Distant metastases and synchronous cancer were found in 23 (3.1%) and 55 (7.4%) patients, respectively. A, B, and C detected distant metastases in 10 (1.3%), 19 (2.6%), and 21 (2.8%) patients, respectively. The absolute differences were 1.5% (A versus C, P = 0.003) and 0.3% (B versus C, P = 0.687). A, B, and C detected synchronous cancer in 15 (2.0%), 22 (2.9%), and 36 (4.9%) patients, respectively.

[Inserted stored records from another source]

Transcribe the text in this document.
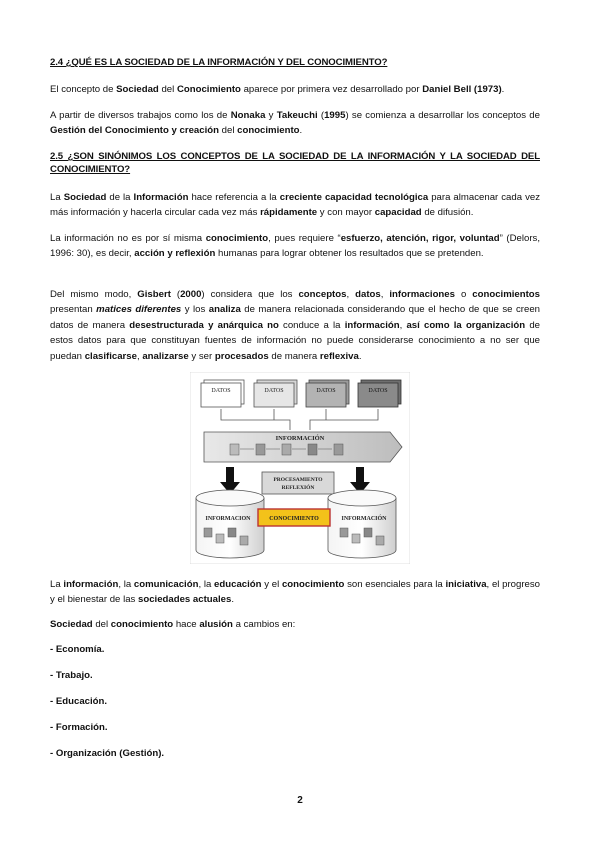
2.4 ¿QUÉ ES LA SOCIEDAD DE LA INFORMACIÓN Y DEL CONOCIMIENTO?
El concepto de Sociedad del Conocimiento aparece por primera vez desarrollado por Daniel Bell (1973).
A partir de diversos trabajos como los de Nonaka y Takeuchi (1995) se comienza a desarrollar los conceptos de Gestión del Conocimiento y creación del conocimiento.
2.5 ¿SON SINÓNIMOS LOS CONCEPTOS DE LA SOCIEDAD DE LA INFORMACIÓN Y LA SOCIEDAD DEL CONOCIMIENTO?
La Sociedad de la Información hace referencia a la creciente capacidad tecnológica para almacenar cada vez más información y hacerla circular cada vez más rápidamente y con mayor capacidad de difusión.
La información no es por sí misma conocimiento, pues requiere “esfuerzo, atención, rigor, voluntad” (Delors, 1996: 30), es decir, acción y reflexión humanas para lograr obtener los resultados que se pretenden.
Del mismo modo, Gisbert (2000) considera que los conceptos, datos, informaciones o conocimientos presentan matices diferentes y los analiza de manera relacionada considerando que el hecho de que se creen datos de manera desestructurada y anárquica no conduce a la información, así como la organización de estos datos para que constituyan fuentes de información no puede considerarse conocimiento a no ser que puedan clasificarse, analizarse y ser procesados de manera reflexiva.
DATOS	DATOS	DATOS	DATOS
INFORMACIÓN
PROCESAMIENTO
REFLEXIÓN
INFORMACION	INFORMACIÓN
CONOCIMIENTO
La información, la comunicación, la educación y el conocimiento son esenciales para la iniciativa, el progreso y el bienestar de las sociedades actuales.
Sociedad del conocimiento hace alusión a cambios en:
- Economía.
- Trabajo.
- Educación.
- Formación.
- Organización (Gestión).
2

The absolute differences were 2.8% (A versus C, P < 0.001) and 1.4% (B versus C, P = 0.013).

CONCLUSIONS

F-FDG PET/CT detected more distant metastases and synchronous cancer than CXR + hnCT and more synchronous cancer than chest CT + hnCT.

摘要

目的

目前的指南建议对头颈鳞状细胞癌(HNSCC)患者进行胸部计算机断层扫描(CT)加局部 CT/磁共振成像,建议对 III-IV 期患者进行 F-氟脱氧葡萄糖(FDG)正电子发射断层扫描(PET)/CT。然而,全身 F-FDG PET/CT 筛查可能比常规影像学检查能更好地发现远处转移和同时性癌症。我们评估了 F-FDG PET/CT 在检测远处转移和同时性癌症方面的效用。

方法

这项前瞻性研究纳入了 740 例 2010 年 9 月至 2015 年 12 月期间未经治疗的 HNSCC 连续患者。同时性癌症经组织学证实,远处转移经活检或连续影像学随访证实。采用 McNemar 检验比较胸部 X 线摄影(CXR)+头颈部 CT(hnCT)(A)与 F-FDG PET/CT(C)以及胸部 CT+hnCT(B)与 F-FDG PET/CT 的真阳性检出率。

结果

23 例(3.1%)和 55 例(7.4%)患者分别发现远处转移和同时性癌症。A、B 和 C 分别检测到 10 例(1.3%)、19 例(2.6%)和 21 例(2.8%)远处转移。绝对差值分别为 1.5%(A 与 C,P=0.003)和 0.3%(B 与 C,P=0.687)。A、B 和 C 分别检测到 15 例(2.0%)、22 例(2.9%)和 36 例(4.9%)同时性癌症。绝对差值分别为 2.8%(A 与 C,P<0.001)和 1.4%(B 与 C,P=0.013)。

结论

与 CXR+hnCT 相比,F-FDG PET/CT 检测到更多的远处转移和同时性癌症,与胸部 CT+hnCT 相比,F-FDG PET/CT 检测到更多的同时性癌症。